It's late afternoon in Los Altos Hills interior designer Pat Larin's office. The phones are ringing, the computers are humming, and Larin discusses a client's custom-made table with a furniture craftsman. She's been on the run since early morning, first making breakfast for her granddaughter and taking her to grade school, then crossing the wooden breezeway that connects her home to her office.
Larin has been handling days like this since she was 24 - when she had two toddlers and started a custom tailoring business "to keep busy." She's one of those people who thrives on hard work and instinctively juggles multiple tasks with finesse.
"My work ethic is very strong and I never want to do anything half way," Larin said. "It's really important to me to do the best job that can be done." A Cornell University Home Economics graduate, she majored in Textiles and Clothing in college, but designed and sewed her own clothes from the age of 12.
"My grandmother had the instinct for design and now, at age 7, my granddaughter Samantha wants to sew - these things seem to skip a generation," Larin said proudly. "Samantha is the light of my life."
You might think that an award-winning interior designer like Larin, who has decorated some of the most sumptuous Designer Showcase living rooms on the Peninsula, would surround herself with luxury at home. But instead, her own house illustrates her belief in functional design which meets the needs of the individual homeowner.
"And good design does not cost any more than bad design, but it makes a world of difference," Larin said.
She chose the terra cotta tile floors in her kitchen and hallways because they "are wonderful with dogs and children" and she loves her bedroom-size, cabinet-lined clothes closet because it "helps keep me organized and on time." Larin's house serves its residents, rather than the other way around.
Her husband, David Larin, a Silicon Valley software consultant, had only one request when they remodeled their house ten years ago:
"He asked me to put bookshelves in every room," Larin recalled. In the master bedroom, space was tight and she was aiming for a pared-down, peaceful atmosphere. So where could she put useful bookshelves without creating more clutter? With characteristic inventiveness, she designed a super-wide, shelf-like window sill and installed broad white plantation shutters. Then she scooped out the wall to the studs and built generous bookshelves as deep as the outer wall of the house.
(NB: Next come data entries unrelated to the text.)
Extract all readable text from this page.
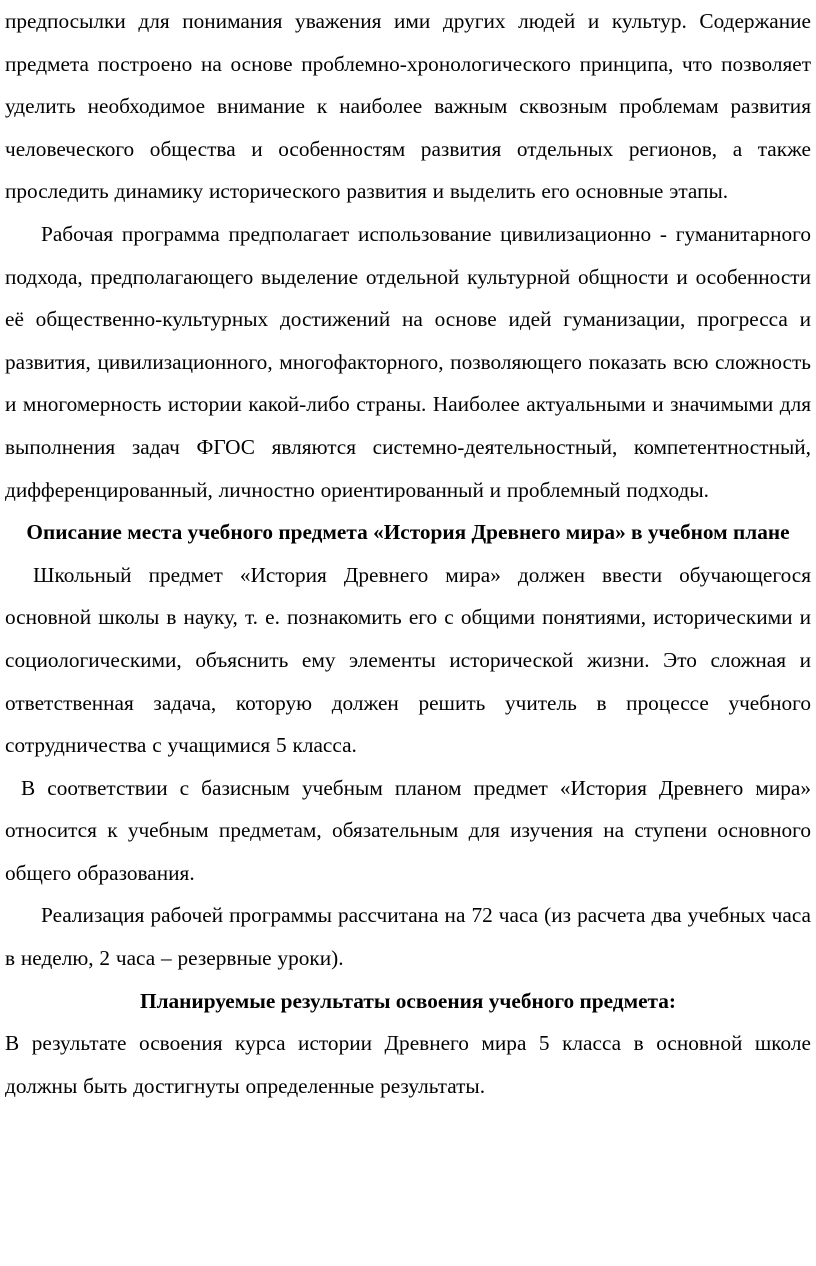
предпосылки для понимания уважения ими других людей и культур. Содержание предмета построено на основе проблемно-хронологического принципа, что позволяет уделить необходимое внимание к наиболее важным сквозным проблемам развития человеческого общества и особенностям развития отдельных регионов, а также проследить динамику исторического развития и выделить его основные этапы.

Рабочая программа предполагает использование цивилизационно - гуманитарного подхода, предполагающего выделение отдельной культурной общности и особенности её общественно-культурных достижений на основе идей гуманизации, прогресса и развития, цивилизационного, многофакторного, позволяющего показать всю сложность и многомерность истории какой-либо страны. Наиболее актуальными и значимыми для выполнения задач ФГОС являются системно-деятельностный, компетентностный, дифференцированный, личностно ориентированный и проблемный подходы.

Описание места учебного предмета «История Древнего мира» в учебном плане

Школьный предмет «История Древнего мира» должен ввести обучающегося основной школы в науку, т. е. познакомить его с общими понятиями, историческими и социологическими, объяснить ему элементы исторической жизни. Это сложная и ответственная задача, которую должен решить учитель в процессе учебного сотрудничества с учащимися 5 класса.

В соответствии с базисным учебным планом предмет «История Древнего мира» относится к учебным предметам, обязательным для изучения на ступени основного общего образования.

Реализация рабочей программы рассчитана на 72 часа (из расчета два учебных часа в неделю, 2 часа – резервные уроки).

Планируемые результаты освоения учебного предмета:

В результате освоения курса истории Древнего мира 5 класса в основной школе должны быть достигнуты определенные результаты.
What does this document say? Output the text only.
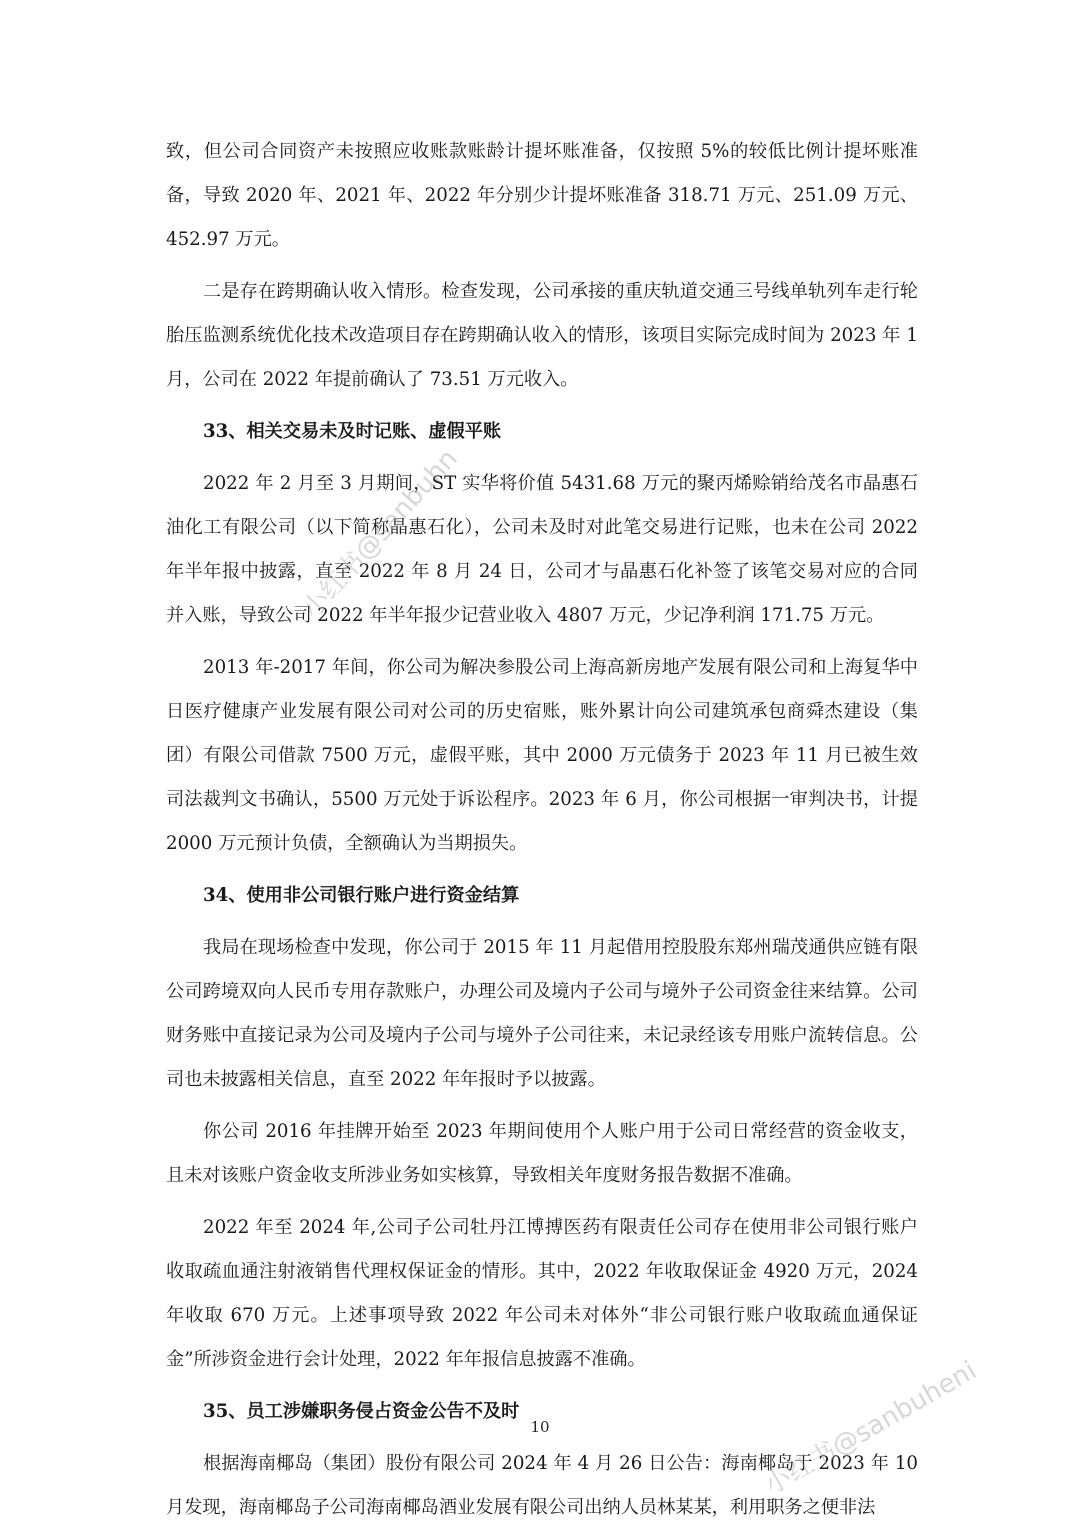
致，但公司合同资产未按照应收账款账龄计提坏账准备，仅按照 5%的较低比例计提坏账准备，导致 2020 年、2021 年、2022 年分别少计提坏账准备 318.71 万元、251.09 万元、452.97 万元。

二是存在跨期确认收入情形。检查发现，公司承接的重庆轨道交通三号线单轨列车走行轮胎压监测系统优化技术改造项目存在跨期确认收入的情形，该项目实际完成时间为 2023 年 1 月，公司在 2022 年提前确认了 73.51 万元收入。

33、相关交易未及时记账、虚假平账

2022 年 2 月至 3 月期间，ST 实华将价值 5431.68 万元的聚丙烯赊销给茂名市晶惠石油化工有限公司（以下简称晶惠石化），公司未及时对此笔交易进行记账，也未在公司 2022 年半年报中披露，直至 2022 年 8 月 24 日，公司才与晶惠石化补签了该笔交易对应的合同并入账，导致公司 2022 年半年报少记营业收入 4807 万元，少记净利润 171.75 万元。

2013 年-2017 年间，你公司为解决参股公司上海高新房地产发展有限公司和上海复华中日医疗健康产业发展有限公司对公司的历史宿账，账外累计向公司建筑承包商舜杰建设（集团）有限公司借款 7500 万元，虚假平账，其中 2000 万元债务于 2023 年 11 月已被生效司法裁判文书确认，5500 万元处于诉讼程序。2023 年 6 月，你公司根据一审判决书，计提 2000 万元预计负债，全额确认为当期损失。

34、使用非公司银行账户进行资金结算

我局在现场检查中发现，你公司于 2015 年 11 月起借用控股股东郑州瑞茂通供应链有限公司跨境双向人民币专用存款账户，办理公司及境内子公司与境外子公司资金往来结算。公司财务账中直接记录为公司及境内子公司与境外子公司往来，未记录经该专用账户流转信息。公司也未披露相关信息，直至 2022 年年报时予以披露。

你公司 2016 年挂牌开始至 2023 年期间使用个人账户用于公司日常经营的资金收支，且未对该账户资金收支所涉业务如实核算，导致相关年度财务报告数据不准确。

2022 年至 2024 年,公司子公司牡丹江博搏医药有限责任公司存在使用非公司银行账户收取疏血通注射液销售代理权保证金的情形。其中，2022 年收取保证金 4920 万元，2024 年收取 670 万元。上述事项导致 2022 年公司未对体外“非公司银行账户收取疏血通保证金”所涉资金进行会计处理，2022 年年报信息披露不准确。

35、员工涉嫌职务侵占资金公告不及时

根据海南椰岛（集团）股份有限公司 2024 年 4 月 26 日公告：海南椰岛于 2023 年 10 月发现，海南椰岛子公司海南椰岛酒业发展有限公司出纳人员林某某，利用职务之便非法

10
小红书@sanbuhn
小红书@sanbuheni
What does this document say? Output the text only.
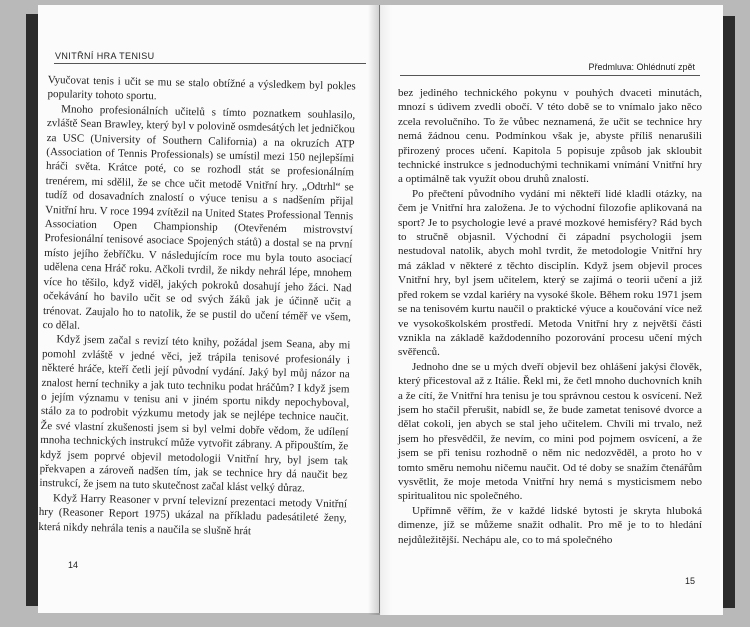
VNITŘNÍ HRA TENISU
14
Předmluva: Ohlédnutí zpět

bez jediného technického pokynu v pouhých dvaceti minutách, mnozí s údivem zvedli obočí. V této době se to vnímalo jako něco zcela revolučního. To že vůbec neznamená, že učit se technice hry nemá žádnou cenu. Podmínkou však je, abyste příliš nenarušili přirozený proces učení. Kapitola 5 popisuje způsob jak skloubit technické instrukce s jednoduchými technikami vnímání Vnitřní hry a optimálně tak využít obou druhů znalostí.

Po přečtení původního vydání mi někteří lidé kladli otázky, na čem je Vnitřní hra založena. Je to východní filozofie aplikovaná na sport? Je to psychologie levé a pravé mozkové hemisféry? Rád bych to stručně objasnil. Východní či západní psychologii jsem nestudoval natolik, abych mohl tvrdit, že metodologie Vnitřní hry má základ v některé z těchto disciplín. Když jsem objevil proces Vnitřní hry, byl jsem učitelem, který se zajímá o teorii učení a již před rokem se vzdal kariéry na vysoké škole. Během roku 1971 jsem se na tenisovém kurtu naučil o praktické výuce a koučování více než ve vysokoškolském prostředí. Metoda Vnitřní hry z největší části vznikla na základě každodenního pozorování procesu učení mých svěřenců.

Jednoho dne se u mých dveří objevil bez ohlášení jakýsi člověk, který přicestoval až z Itálie. Řekl mi, že četl mnoho duchovních knih a že cítí, že Vnitřní hra tenisu je tou správnou cestou k osvícení. Než jsem ho stačil přerušit, nabídl se, že bude zametat tenisové dvorce a dělat cokoli, jen abych se stal jeho učitelem. Chvíli mi trvalo, než jsem ho přesvědčil, že nevím, co mini pod pojmem osvícení, a že jsem se při tenisu rozhodně o něm nic nedozvěděl, a proto ho v tomto směru nemohu ničemu naučit. Od té doby se snažím čtenářům vysvětlit, že moje metoda Vnitřní hry nemá s mysticismem nebo spiritualitou nic společného.

Upřímně věřím, že v každé lidské bytosti je skryta hluboká dimenze, jíž se můžeme snažit odhalit. Pro mě je to to hledání nejdůležitější. Nechápu ale, co to má společného

15

Vyučovat tenis i učit se mu se stalo obtížné a výsledkem byl pokles popularity tohoto sportu.

Mnoho profesionálních učitelů s tímto poznatkem souhlasilo, zvláště Sean Brawley, který byl v polovině osmdesátých let jedničkou za USC (University of Southern California) a na okruzích ATP (Association of Tennis Professionals) se umístil mezi 150 nejlepšími hráči světa. Krátce poté, co se rozhodl stát se profesionálním trenérem, mi sdělil, že se chce učit metodě Vnitřní hry. „Odtrhl“ se tudíž od dosavadních znalostí o výuce tenisu a s nadšením přijal Vnitřní hru. V roce 1994 zvítězil na United States Professional Tennis Association Open Championship (Otevřeném mistrovství Profesionální tenisové asociace Spojených států) a dostal se na první místo jejího žebříčku. V následujícím roce mu byla touto asociací udělena cena Hráč roku. Ačkoli tvrdil, že nikdy nehrál lépe, mnohem více ho těšilo, když viděl, jakých pokroků dosahují jeho žáci. Nad očekávání ho bavilo učit se od svých žáků jak je účinně učit a trénovat. Zaujalo ho to natolik, že se pustil do učení téměř ve všem, co dělal.

Když jsem začal s revizí této knihy, požádal jsem Seana, aby mi pomohl zvláště v jedné věci, jež trápila tenisové profesionály i některé hráče, kteří četli její původní vydání. Jaký byl můj názor na znalost herní techniky a jak tuto techniku podat hráčům? I když jsem o jejím významu v tenisu ani v jiném sportu nikdy nepochyboval, stálo za to podrobit výzkumu metody jak se nejlépe technice naučit. Že své vlastní zkušenosti jsem si byl velmi dobře vědom, že udílení mnoha technických instrukcí může vytvořit zábrany. A připouštím, že když jsem poprvé objevil metodologii Vnitřní hry, byl jsem tak překvapen a zároveň nadšen tím, jak se technice hry dá naučit bez instrukcí, že jsem na tuto skutečnost začal klást velký důraz.

Když Harry Reasoner v první televizní prezentaci metody Vnitřní hry (Reasoner Report 1975) ukázal na příkladu padesátileté ženy, která nikdy nehrála tenis a naučila se slušně hrát
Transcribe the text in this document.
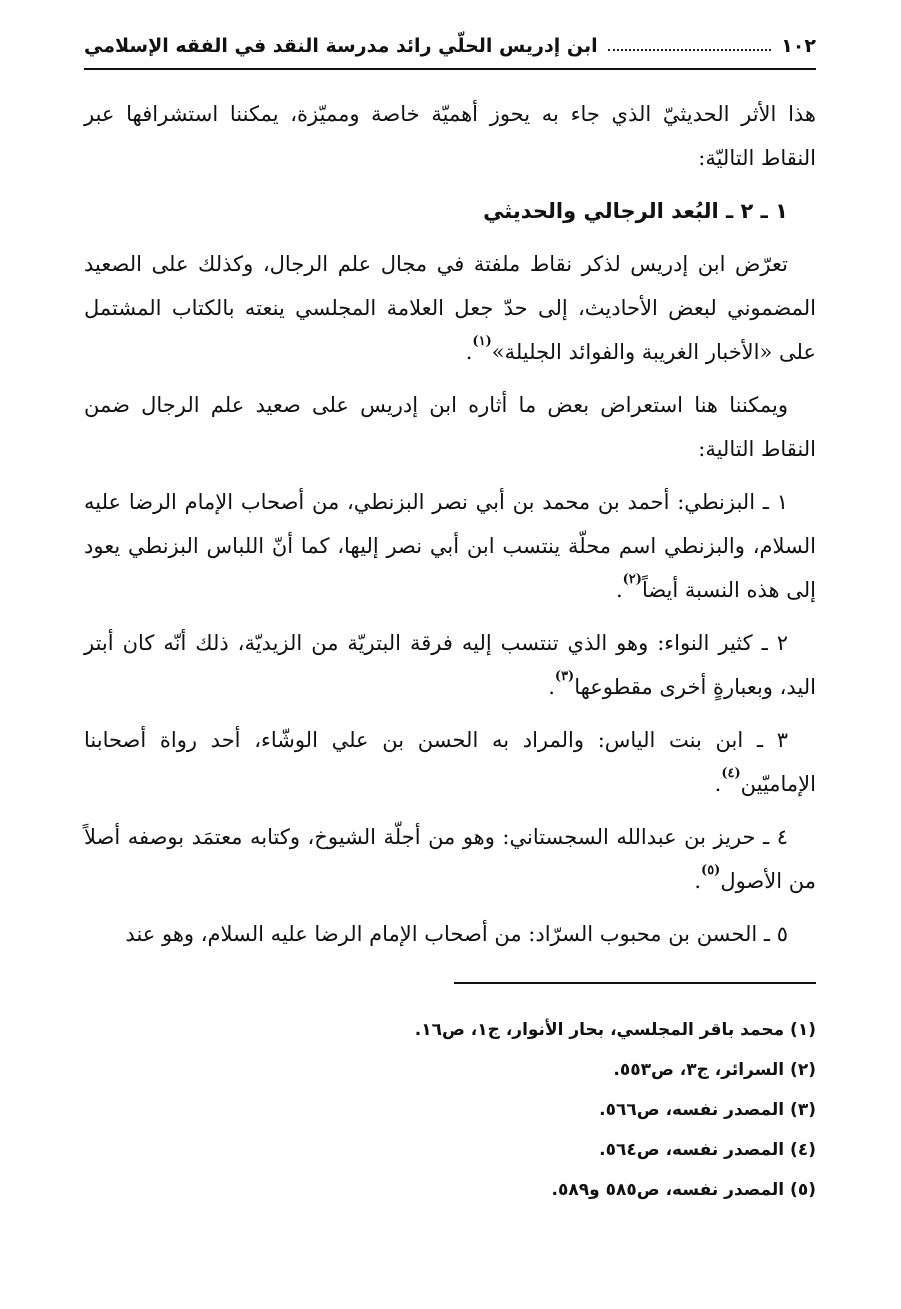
١٠٢
ابن إدريس الحلّي رائد مدرسة النقد في الفقه الإسلامي

هذا الأثر الحديثيّ الذي جاء به يحوز أهميّة خاصة ومميّزة، يمكننا استشرافها عبر النقاط التاليّة:

١ ـ ٢ ـ البُعد الرجالي والحديثي

تعرّض ابن إدريس لذكر نقاط ملفتة في مجال علم الرجال، وكذلك على الصعيد المضموني لبعض الأحاديث، إلى حدّ جعل العلامة المجلسي ينعته بالكتاب المشتمل على «الأخبار الغريبة والفوائد الجليلة»$^{(١)}$.

ويمكننا هنا استعراض بعض ما أثاره ابن إدريس على صعيد علم الرجال ضمن النقاط التالية:

١ ـ البزنطي: أحمد بن محمد بن أبي نصر البزنطي، من أصحاب الإمام الرضا عليه السلام، والبزنطي اسم محلّة ينتسب ابن أبي نصر إليها، كما أنّ اللباس البزنطي يعود إلى هذه النسبة أيضاً$^{(٢)}$.

٢ ـ كثير النواء: وهو الذي تنتسب إليه فرقة البتريّة من الزيديّة، ذلك أنّه كان أبتر اليد، وبعبارةٍ أخرى مقطوعها$^{(٣)}$.

٣ ـ ابن بنت الياس: والمراد به الحسن بن علي الوشّاء، أحد رواة أصحابنا الإماميّين$^{(٤)}$.

٤ ـ حريز بن عبدالله السجستاني: وهو من أجلّة الشيوخ، وكتابه معتمَد بوصفه أصلاً من الأصول$^{(٥)}$.

٥ ـ الحسن بن محبوب السرّاد: من أصحاب الإمام الرضا عليه السلام، وهو عند

(١) محمد باقر المجلسي، بحار الأنوار، ج١، ص١٦.
(٢) السرائر، ج٣، ص٥٥٣.
(٣) المصدر نفسه، ص٥٦٦.
(٤) المصدر نفسه، ص٥٦٤.
(٥) المصدر نفسه، ص٥٨٥ و٥٨٩.
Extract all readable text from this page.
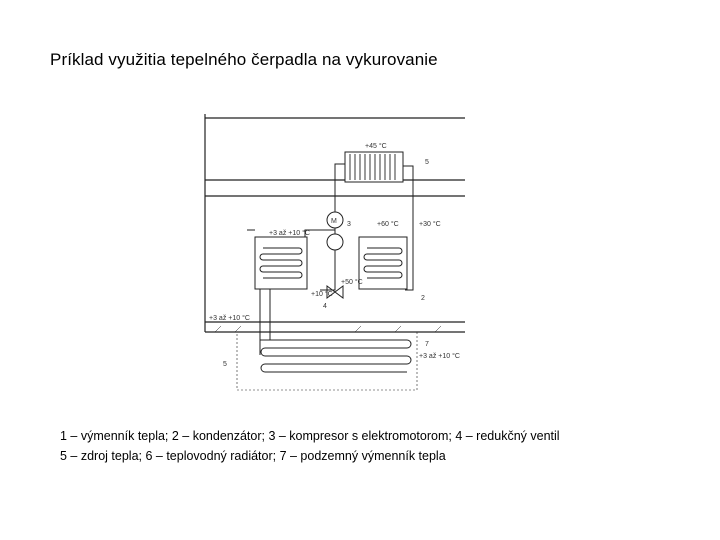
Príklad využitia tepelného čerpadla na vykurovanie
+45 °C
5
M 3
+3 až +10 °C
+60 °C	+30 °C
+50 °C
+10 °C
4
2
+3 až +10 °C
7
+3 až +10 °C
5
1 – výmenník tepla; 2 – kondenzátor; 3 – kompresor s elektromotorom; 4 – redukčný ventil
5 – zdroj tepla; 6 – teplovodný radiátor; 7 – podzemný výmenník tepla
Client Gladys Dyal of Los Altos Hills describes a similar Pat Larin success. "Pat eliminated just one cabinet in our kitchen and one cabinet in our living room, but made a huge difference in our views - she instantly saw something we should have figured out years ago."
The Larins bought their home on a one-acre site in 1977. "We said we wanted a tennis court with a house attached," Larin laughed. "This was a basic ranch house, built in 1954, that needed work. We did a lot of remodeling when we moved in."
A grand piano-shaped living room looks out over a viewing deck and tennis court, with upholstery and rugs in soft corals and teal blue.
"People say this reminds them of a tree house," Larin said modestly, as if the entire effect had simply happened by accident.
The couple's initial remodeling project enlarged and modernized the kitchen and added a new dining room and side deck. Ten years later, they enlarged and updated the master bedroom area, turning a nearby bedroom into Pat's personal paradise: her all-white dressing room and closet.
A venerable sewing machine waits by the windows, and a built-in ironing board stands ready for quick touch-ups. Custom cupboards and closets with clear, acrylic doors, built by Closet Dimensions, line the walls.
"I said to myself, now that the kids are grown, I'm going to take over this room!' Larin said.
In the adjoining master bedroom and bath, a quiet palette of pale peach and seafoam green prevails, punctuated by a hand-painted armoire/TV cabinet decorated with floral bouquets.
The master bath feels much larger than it really is, thanks to a skillfully designed skylight which opens widely at the ceiling level.
"Probably the most-used room in our home is the smallest," Larin laughed, entering the study/TV room off the bedroom hallway. It's a cozy miniature of an old-world library, with upholstery in Scottish black and white plaid, rust-red and brass accessories, and a black and white wool zebra-print rug.
"Six people can sit here comfortably, and this is where we often spend the evening," Larin said.
Some nights, though, she can't resist heading back to her office.
"I thought that by building the office away from the house, I could close the door at the end of the day," she said ruefully. "But I'll come back and work on a project until I am satisfied." The same instinct drove her to obtain a California contractor's license in 1986, in addition to her certification by the American Association of Interior Designers. "I found that almost every job needed more than just decorating - I can design a lighting plan, for instance, and then as a contractor I can put it out to bid," Larin explained.
Her commissions are mostly residential, but she also enjoys creating professional offices and hotel designs.
Larin runs her design firm above the three-car garage. A wooden breezeway separates the garage from the main house - just a few steps away from home, but a world apart.
There are work areas for her three-person staff, a private office for herself, a client consultation area with a big conference table, and lots of closets and cupboards for her extensive sample and catalogue collections.